Bone broth has quickly risen to the top-10 list of nutrition fads. With claims of boosting immunity, detoxing the liver, aiding digestion, relieving arthritis, and having anti-aging properties, it seems logical that it would receive such attention. Countless blog pages, cooking channels, and magazines have jumped on the endorsement-train of bone broth—including New York Times and Women’s Health Magazine. Even some dieticians are recommending the daily consumption of bone broth.
But the fact is, there is no definitive research on the ”benefits” of bone broth. There is, however, research on the dangers of consuming bone broth—but let’s pace ourselves here.
What is bone broth?
Bone broth is a cross between a stock and a traditional broth. By definition, broths are typically made by simmering water with meats, herbs, vegetables, and spices, and on occasion, bones as well. Broths cook for about 45 minutes on the stove, then are strained and seasoned. Stocks are prepared by simmering vegetables, animal bones, and sometimes meat for anywhere between 4 and 6 hours before straining. Bone broth is a little different; roasted bones, sometimes with the meat still attached, and vegetables are simmered for more than 24 hours before being strained and seasoned.
Bone broth is prepared using an acid, typically apple cider vinegar, to leach the desired minerals out of the bone such as calcium, magnesium, as well as the protein, collagen. However, in doing so, large amounts of unwanted metals such as lead can also be leached from the bones—this poses a great biological risk to consumers—especially children.
According to the USDA Nutrient Database, an accurate nutrient analysis for bone broth is not available. Understandably so, as the nutritional and mineral content of the broth is dependent on the bones and other ingredients used.
A study published in 2013 showed bone broth to contain 10x more lead than the water used as the base of the broth. Even though the bones originated from organic chickens, their skin and cartilage lent the highest amounts of lead to the end product compared to the other ingredients.

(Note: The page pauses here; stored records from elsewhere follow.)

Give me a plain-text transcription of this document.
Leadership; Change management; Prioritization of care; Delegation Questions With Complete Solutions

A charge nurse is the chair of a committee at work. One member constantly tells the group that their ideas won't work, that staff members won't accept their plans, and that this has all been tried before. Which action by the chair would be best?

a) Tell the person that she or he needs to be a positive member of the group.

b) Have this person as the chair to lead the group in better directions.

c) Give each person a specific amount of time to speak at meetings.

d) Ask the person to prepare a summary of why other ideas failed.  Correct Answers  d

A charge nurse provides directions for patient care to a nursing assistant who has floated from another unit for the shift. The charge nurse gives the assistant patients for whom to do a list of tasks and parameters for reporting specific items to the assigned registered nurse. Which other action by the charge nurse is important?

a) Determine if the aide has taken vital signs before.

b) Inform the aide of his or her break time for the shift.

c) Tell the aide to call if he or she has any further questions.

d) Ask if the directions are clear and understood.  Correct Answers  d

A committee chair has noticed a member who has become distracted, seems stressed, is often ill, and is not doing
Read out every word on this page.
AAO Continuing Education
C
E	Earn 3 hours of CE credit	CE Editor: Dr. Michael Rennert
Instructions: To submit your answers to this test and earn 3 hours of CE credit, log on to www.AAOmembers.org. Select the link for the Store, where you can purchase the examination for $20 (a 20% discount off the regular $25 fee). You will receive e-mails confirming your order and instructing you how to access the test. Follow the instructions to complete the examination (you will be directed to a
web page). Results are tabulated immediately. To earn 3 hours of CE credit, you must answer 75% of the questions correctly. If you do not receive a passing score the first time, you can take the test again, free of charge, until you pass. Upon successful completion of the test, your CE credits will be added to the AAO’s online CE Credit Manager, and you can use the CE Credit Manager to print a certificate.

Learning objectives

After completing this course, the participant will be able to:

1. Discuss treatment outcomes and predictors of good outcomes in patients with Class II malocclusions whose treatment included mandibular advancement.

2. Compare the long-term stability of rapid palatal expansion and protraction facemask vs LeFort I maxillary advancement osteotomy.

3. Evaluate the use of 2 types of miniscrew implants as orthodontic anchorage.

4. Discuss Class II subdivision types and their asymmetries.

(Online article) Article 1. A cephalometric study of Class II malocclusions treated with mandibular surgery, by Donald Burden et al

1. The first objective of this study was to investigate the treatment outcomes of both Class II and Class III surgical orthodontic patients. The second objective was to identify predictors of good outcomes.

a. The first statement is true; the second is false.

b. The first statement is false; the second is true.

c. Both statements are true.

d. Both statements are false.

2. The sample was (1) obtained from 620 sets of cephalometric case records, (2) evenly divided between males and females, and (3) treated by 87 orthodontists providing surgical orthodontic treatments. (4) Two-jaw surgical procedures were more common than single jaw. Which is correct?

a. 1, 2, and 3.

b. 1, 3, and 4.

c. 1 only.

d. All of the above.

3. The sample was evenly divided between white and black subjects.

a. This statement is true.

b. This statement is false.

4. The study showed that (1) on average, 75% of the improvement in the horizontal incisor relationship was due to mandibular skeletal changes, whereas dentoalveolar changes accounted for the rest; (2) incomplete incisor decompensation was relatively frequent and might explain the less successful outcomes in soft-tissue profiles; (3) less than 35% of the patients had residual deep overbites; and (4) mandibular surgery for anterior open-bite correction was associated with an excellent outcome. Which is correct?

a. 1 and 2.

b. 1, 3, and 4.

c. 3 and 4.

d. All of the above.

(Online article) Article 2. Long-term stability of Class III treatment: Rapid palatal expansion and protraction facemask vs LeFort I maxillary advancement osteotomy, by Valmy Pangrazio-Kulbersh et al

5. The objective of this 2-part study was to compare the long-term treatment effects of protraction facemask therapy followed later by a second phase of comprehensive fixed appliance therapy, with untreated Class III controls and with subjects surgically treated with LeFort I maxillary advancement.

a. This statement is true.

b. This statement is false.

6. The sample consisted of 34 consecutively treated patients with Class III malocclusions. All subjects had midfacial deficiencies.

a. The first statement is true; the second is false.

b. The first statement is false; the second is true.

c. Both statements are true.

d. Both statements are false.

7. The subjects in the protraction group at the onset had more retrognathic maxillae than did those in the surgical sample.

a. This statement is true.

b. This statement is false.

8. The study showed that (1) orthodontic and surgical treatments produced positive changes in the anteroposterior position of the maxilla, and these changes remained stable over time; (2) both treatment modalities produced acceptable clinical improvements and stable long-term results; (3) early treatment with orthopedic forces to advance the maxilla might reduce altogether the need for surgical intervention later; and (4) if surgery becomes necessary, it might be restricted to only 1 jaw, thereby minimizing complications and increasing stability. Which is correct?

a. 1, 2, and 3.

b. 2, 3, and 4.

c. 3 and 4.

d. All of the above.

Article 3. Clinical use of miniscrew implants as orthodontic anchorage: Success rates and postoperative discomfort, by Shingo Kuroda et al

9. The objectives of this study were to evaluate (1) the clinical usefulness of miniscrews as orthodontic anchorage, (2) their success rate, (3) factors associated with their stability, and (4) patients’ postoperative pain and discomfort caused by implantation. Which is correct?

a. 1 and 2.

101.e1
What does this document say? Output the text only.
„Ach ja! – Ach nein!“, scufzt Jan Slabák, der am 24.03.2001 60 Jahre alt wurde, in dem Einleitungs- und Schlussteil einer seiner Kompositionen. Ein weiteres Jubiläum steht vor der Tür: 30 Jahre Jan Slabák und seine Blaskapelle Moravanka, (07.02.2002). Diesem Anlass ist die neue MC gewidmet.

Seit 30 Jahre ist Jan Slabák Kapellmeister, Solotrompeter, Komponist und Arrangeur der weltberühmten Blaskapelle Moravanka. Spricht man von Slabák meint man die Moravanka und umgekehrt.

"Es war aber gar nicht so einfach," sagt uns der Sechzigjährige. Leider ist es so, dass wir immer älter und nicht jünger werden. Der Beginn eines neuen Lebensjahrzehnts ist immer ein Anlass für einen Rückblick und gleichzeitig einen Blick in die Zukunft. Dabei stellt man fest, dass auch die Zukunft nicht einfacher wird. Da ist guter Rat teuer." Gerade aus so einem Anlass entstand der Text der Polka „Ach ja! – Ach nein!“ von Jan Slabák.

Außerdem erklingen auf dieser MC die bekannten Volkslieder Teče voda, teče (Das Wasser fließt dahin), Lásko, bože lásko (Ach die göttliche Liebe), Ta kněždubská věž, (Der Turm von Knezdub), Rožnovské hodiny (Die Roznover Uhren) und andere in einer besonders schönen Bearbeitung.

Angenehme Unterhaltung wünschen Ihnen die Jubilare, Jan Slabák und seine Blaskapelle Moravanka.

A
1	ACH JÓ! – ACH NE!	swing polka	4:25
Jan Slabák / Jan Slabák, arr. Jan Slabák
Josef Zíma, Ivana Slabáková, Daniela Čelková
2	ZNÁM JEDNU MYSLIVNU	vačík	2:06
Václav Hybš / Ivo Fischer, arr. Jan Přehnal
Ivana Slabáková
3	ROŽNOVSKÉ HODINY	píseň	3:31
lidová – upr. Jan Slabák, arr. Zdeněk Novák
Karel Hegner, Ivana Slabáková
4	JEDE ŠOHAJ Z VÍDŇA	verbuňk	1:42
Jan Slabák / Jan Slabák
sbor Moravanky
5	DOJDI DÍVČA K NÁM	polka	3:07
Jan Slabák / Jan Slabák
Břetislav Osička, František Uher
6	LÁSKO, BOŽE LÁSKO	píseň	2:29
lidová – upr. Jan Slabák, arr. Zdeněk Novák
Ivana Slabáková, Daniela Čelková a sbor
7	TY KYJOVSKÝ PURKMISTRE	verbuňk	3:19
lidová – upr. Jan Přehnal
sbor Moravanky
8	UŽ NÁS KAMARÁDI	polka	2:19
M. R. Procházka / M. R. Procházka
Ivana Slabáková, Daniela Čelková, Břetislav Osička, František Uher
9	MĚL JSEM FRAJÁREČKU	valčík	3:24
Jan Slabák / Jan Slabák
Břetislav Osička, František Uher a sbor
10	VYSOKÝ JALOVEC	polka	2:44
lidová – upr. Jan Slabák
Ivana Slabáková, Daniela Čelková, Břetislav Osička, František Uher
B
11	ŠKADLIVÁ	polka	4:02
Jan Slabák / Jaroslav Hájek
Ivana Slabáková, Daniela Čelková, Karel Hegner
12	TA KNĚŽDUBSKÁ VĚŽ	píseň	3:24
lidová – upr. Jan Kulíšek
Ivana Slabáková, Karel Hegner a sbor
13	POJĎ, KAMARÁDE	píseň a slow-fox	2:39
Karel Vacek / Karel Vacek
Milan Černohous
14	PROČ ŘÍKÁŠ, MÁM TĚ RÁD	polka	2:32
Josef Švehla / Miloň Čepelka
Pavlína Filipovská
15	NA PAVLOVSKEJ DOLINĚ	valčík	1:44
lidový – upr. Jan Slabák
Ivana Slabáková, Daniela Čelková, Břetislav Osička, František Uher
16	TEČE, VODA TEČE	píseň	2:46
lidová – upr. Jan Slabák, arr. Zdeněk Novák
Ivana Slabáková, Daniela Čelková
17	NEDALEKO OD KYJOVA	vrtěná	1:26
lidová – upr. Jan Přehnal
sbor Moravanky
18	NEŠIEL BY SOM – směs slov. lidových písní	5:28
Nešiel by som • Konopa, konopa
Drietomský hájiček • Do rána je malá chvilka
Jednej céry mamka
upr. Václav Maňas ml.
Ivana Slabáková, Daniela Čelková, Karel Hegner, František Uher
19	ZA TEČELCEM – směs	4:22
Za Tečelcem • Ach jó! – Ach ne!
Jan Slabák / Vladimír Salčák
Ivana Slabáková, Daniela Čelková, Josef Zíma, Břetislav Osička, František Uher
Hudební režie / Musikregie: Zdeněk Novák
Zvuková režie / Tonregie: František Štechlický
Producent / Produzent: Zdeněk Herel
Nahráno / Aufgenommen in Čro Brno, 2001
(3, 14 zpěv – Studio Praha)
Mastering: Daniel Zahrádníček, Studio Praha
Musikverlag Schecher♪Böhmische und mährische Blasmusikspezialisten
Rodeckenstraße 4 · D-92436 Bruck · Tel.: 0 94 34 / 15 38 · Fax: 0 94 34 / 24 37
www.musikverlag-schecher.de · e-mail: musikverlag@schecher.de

On the other hand, a more recent study noted that the levels of cadmium and lead found in bone broth were relatively low.
Moral of the story? Nutrient levels range depending on the ingredients used, even organic chicken bones contain lead, and generalizable data is not available yet on the nutrient or mineral content of bone broth.
Bone broth has taken on a reputation of being a “superfood” and a healer of nearly every body system ranging from the digestive system to the immune system. The paleo-community advises its followers to drink bone broth, “like our ancestors,” for stronger bones, arthritis relief, and younger, and more youthful looking skin.
Research has yet to support any claims relating bone broth to digestive health or other reported health claims. However, studies have supported the role of soup in respiratory healing. A study published in 2000 reported a mild anti-inflammatory response from the consumption of soup that could help to lessen the symptoms of respiratory infections. In this case, the soup being studied was good old-fashioned chicken soup, made with vegetables of course for the added nutrient content. This research showed that though the ingredients added into the soup individually had cytotoxic effects (cell-harming), the soup as a whole was not cytotoxic (not cell-harming)—in fact, consuming chicken and vegetable soup proved to improve the migration of neutrophils to the area of infection in the body. Neutrophils are important immune cells that help to fight off infection; by improving their migratory capacity, we can more easily recover from certain infections—specifically upper respiratory infections.
Bone broth isn’t technically a broth, but it’s not a stock either. Its preparation is extensive and could actually lead to the pulling of harmful metals from the bones themselves. Also, reports have yet to support the nutritional claims of this popular delight.
Claims regarding the nutritional content of bone broth should be taken with a grain of salt—preferably, with a shot of tequila and salt! What I’m saying is, bone broth is only as nutritionally competent as it’s ingredients, however, to avoid any possibly harmful components of bone broth, it is much easier to simply take out the bones—and violà, perfectly safe, nutritionally adequate, lead-free vegetable broth! Enjoy!